Effrayé par l’apparition de la créature ni homme ni orisha, autant que par son immense verge, Kimoudi s’approcha avec précaution pour ne pas déranger sa méditation.

— Qu’est-ce que tu fais ? cria l’orisha en ouvrant les yeux en grand.

— Je m’approche, dût admettre Kimoudi. Avec beaucoup de respect et d’admiration.

— Qu’admires-tu ?

— J’admire… tes grandes cornes ?

— Et puis ?

— Ta peau brillante comme l'eau pure d'une source.

— Et puis ?

— Ton sexe, avoua Kimoudi mal à l’aise.

— Oui ! Tous les hommes de ta tribu qui l’ont vu l’ont admiré ! Les femmes de ta tribu plus encore !

— Il est énorme.

— Il l’est ! Que viens-tu faire ici ?

— Je suis venu te rencontrer parce que j’ai rêvé de toi.

— Est-ce suffisant pour me déranger ?

Perturbé, Kimoudi douta pour la première fois depuis son départ.

— Je croyais que c’était toi qui m’avais appelé, se défendit-il.

— Tu croyais ? Tu crois toujours ce que te disent tes rêves ? Si tes rêves te disaient d’aller nager avec les crocodiles, tu le ferais ?

— Je pense que non.

— Si tu pensais plus, tu croirais moins. Pourquoi croire ce rêve plutôt que les autres ?

— Parce qu'il m'est apparu la nuit avant mon épreuve et qu'il me m'appelait jusqu'au grand Eshu. Tu me disais que tu me guiderais vers le plus beau des trophées, afin que je devienne un homme.

— Tu voudrais prendre un trophée à la forêt des orishas ? Que donneras-tu en échange ?

— Ce qu'il faudra. Que désires-tu grand Eshu ?

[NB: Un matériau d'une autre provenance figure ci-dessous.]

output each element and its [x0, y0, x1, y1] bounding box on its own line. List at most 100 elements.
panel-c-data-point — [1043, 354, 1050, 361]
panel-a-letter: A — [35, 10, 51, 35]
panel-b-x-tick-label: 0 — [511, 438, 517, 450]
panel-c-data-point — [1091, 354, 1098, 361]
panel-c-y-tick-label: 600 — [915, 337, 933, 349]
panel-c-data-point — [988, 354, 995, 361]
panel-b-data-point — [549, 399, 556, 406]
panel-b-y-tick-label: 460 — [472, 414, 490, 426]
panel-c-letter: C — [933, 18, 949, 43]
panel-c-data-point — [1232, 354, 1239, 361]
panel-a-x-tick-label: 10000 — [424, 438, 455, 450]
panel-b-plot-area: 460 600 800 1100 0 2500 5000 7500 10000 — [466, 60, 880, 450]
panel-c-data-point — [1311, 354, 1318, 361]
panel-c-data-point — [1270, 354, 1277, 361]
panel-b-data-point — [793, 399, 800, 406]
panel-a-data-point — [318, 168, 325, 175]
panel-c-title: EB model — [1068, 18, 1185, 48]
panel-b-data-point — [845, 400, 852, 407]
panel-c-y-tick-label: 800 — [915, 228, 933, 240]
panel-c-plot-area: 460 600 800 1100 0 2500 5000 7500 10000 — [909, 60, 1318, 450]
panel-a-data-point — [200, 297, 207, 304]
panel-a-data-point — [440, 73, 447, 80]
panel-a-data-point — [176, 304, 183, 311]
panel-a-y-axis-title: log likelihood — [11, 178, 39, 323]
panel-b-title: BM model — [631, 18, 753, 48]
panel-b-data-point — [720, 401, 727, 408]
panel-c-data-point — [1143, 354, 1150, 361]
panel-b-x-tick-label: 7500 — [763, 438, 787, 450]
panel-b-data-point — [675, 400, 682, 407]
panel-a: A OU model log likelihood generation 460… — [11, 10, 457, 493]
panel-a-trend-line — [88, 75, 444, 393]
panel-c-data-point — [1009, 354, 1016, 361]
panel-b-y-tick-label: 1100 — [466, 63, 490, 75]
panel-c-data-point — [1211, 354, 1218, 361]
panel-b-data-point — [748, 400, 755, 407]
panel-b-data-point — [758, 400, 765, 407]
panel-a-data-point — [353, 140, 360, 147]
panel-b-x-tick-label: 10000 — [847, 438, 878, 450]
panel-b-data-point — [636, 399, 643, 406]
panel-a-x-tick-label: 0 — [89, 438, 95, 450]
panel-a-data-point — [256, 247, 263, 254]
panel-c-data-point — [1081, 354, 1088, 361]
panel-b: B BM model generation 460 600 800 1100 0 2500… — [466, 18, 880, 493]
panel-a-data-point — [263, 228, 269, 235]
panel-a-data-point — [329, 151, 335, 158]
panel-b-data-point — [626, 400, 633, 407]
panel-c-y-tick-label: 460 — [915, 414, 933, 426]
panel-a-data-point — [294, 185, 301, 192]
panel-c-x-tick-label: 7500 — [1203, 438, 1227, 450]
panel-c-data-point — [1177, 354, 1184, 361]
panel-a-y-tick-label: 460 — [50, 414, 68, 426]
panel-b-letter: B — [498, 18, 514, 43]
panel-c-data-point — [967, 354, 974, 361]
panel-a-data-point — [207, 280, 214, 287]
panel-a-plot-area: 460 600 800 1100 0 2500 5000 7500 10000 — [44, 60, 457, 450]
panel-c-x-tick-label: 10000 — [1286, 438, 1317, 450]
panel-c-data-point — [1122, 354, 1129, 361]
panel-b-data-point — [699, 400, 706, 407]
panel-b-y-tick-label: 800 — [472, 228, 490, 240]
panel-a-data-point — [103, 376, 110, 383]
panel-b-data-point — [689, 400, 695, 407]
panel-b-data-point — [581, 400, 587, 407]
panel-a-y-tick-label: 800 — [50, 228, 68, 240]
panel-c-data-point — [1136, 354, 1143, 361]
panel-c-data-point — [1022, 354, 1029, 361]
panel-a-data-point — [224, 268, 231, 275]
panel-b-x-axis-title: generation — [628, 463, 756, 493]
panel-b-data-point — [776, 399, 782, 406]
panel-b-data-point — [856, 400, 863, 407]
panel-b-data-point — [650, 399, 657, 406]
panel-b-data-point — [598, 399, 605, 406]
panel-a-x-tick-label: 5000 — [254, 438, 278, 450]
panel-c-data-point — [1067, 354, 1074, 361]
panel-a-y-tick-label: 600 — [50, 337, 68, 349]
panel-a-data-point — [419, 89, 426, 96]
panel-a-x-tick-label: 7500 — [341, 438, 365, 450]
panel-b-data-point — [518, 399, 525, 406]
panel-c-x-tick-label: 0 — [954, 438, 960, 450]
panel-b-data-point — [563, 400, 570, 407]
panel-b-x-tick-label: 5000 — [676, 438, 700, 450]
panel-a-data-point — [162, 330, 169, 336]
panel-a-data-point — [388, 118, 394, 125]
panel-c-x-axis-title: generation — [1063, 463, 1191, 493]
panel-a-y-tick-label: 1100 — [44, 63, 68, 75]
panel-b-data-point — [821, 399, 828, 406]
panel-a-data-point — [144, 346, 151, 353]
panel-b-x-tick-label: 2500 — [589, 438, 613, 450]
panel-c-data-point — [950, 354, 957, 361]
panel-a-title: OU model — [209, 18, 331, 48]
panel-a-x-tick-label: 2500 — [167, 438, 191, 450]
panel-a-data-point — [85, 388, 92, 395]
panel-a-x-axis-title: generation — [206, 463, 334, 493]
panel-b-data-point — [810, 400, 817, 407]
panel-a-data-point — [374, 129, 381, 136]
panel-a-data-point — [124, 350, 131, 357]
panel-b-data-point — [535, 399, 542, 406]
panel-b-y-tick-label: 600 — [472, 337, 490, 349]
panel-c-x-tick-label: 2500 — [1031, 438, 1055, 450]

— Je ne veux rien de toi, mais prends garde ! Dans la forêt des orishas, un vœu a autant de réalité qu’une lance ou un rocher dans ton monde. Il peut te transpercer ou t’écraser si tu n’y prends pas garde.

— Je souhaite trouver le plus beau des trophées et devenir un homme grâce à lui, insista Kimoudi d’une voix assurée.

— Alors, ton sort est scellé, toi qui n’es plus un enfant mais pas encore un homme. C’est l’instant de tous les dangers, car tu n’es rien encore, tu pourrais donc devenir n’importe quoi. Vas-tu continuer sachant cela ?

— Oui grand Eshu, me montreras-tu le chemin ?

— Je suis là pour ça, ni-enfant-ni-homme.

Le doigts d’Eshu pointa dans une direction et la végétation s’ouvrit. Kimoudi voulut remercier le messager des orishas, mais la clairière était vide ; seul planait l’écho d’un rire lointain. Eshu aimait se moquer des hommes et leur jouer des tours, mais il n’était jamais méchant. Et c’était un bon guide.

Kimoudi emprunta le chemin, qui se transforma rapidement en tunnel végétal encombré de lianes épineuses qu'il écartait à l'aide de son bouclier. Sa lance et sa sagaie se prenaient sans cesse dans la végétation et il dut plusieurs fois se contorsionner pour échapper à ses pièges. Un rire de femme le poussa à se retourner. Une orisha ? À cause de son mouvement soudain, sa lance s’était prise dans une épaisse frange de lianes. Kimoudi tira dessus mais c’était difficile en tenant sa sagaie en même temps.

Un feulement familier l’obligea à se figer. Avec lenteur, il tourna la tête pour apercevoir le léopard approcher lentement dans son dos. Kimoudi n’avait pas assez de place pour utiliser sa sagaie, qui s’était prise à son tour dans les lianes. Paniqué, il tira de toutes ses forces, mais la lance refusa de venir. Finalement, il abandonna ses armes et s’enfuit à toutes jambes muni de son seul bouclier, le félin sur les talons.

On ne pouvait pas gagner à la course contre un léopard, même un jeune enfant le savait. On ne pouvait pas non plus se cacher dans un arbre, ils y montaient plus vite qu’un singe. Pour survivre face au prédateur, il fallait une sagaie ou du feu, mais Kimoudi n’avait ni l'un ni l'autre.

Le chemin se divisa. D’un côté il s’enfonçait dans une grotte, de l’autre dans un lac. Il opta pour l’eau. Les léopards savaient nager, mais ils n’aiment pas ça. Le sentant se rapprocher de lui, Kimoudi espéra que celui-là n’avait pas trop faim. Il sauta bouclier en avant et glissa longuement sur la surface avant que sa petite embarcation ne prenne l’eau. Il ne fallut que quelques secondes pour qu’il rejoigne la petite île au milieu du lac minuscule.

Le léopard ne l’avait pas suivi. Kimoudi se frictionna pour se débarrasser de l’eau. Pour sa plus grande peine, il était interdit de faire du feu dans le monde des orishas.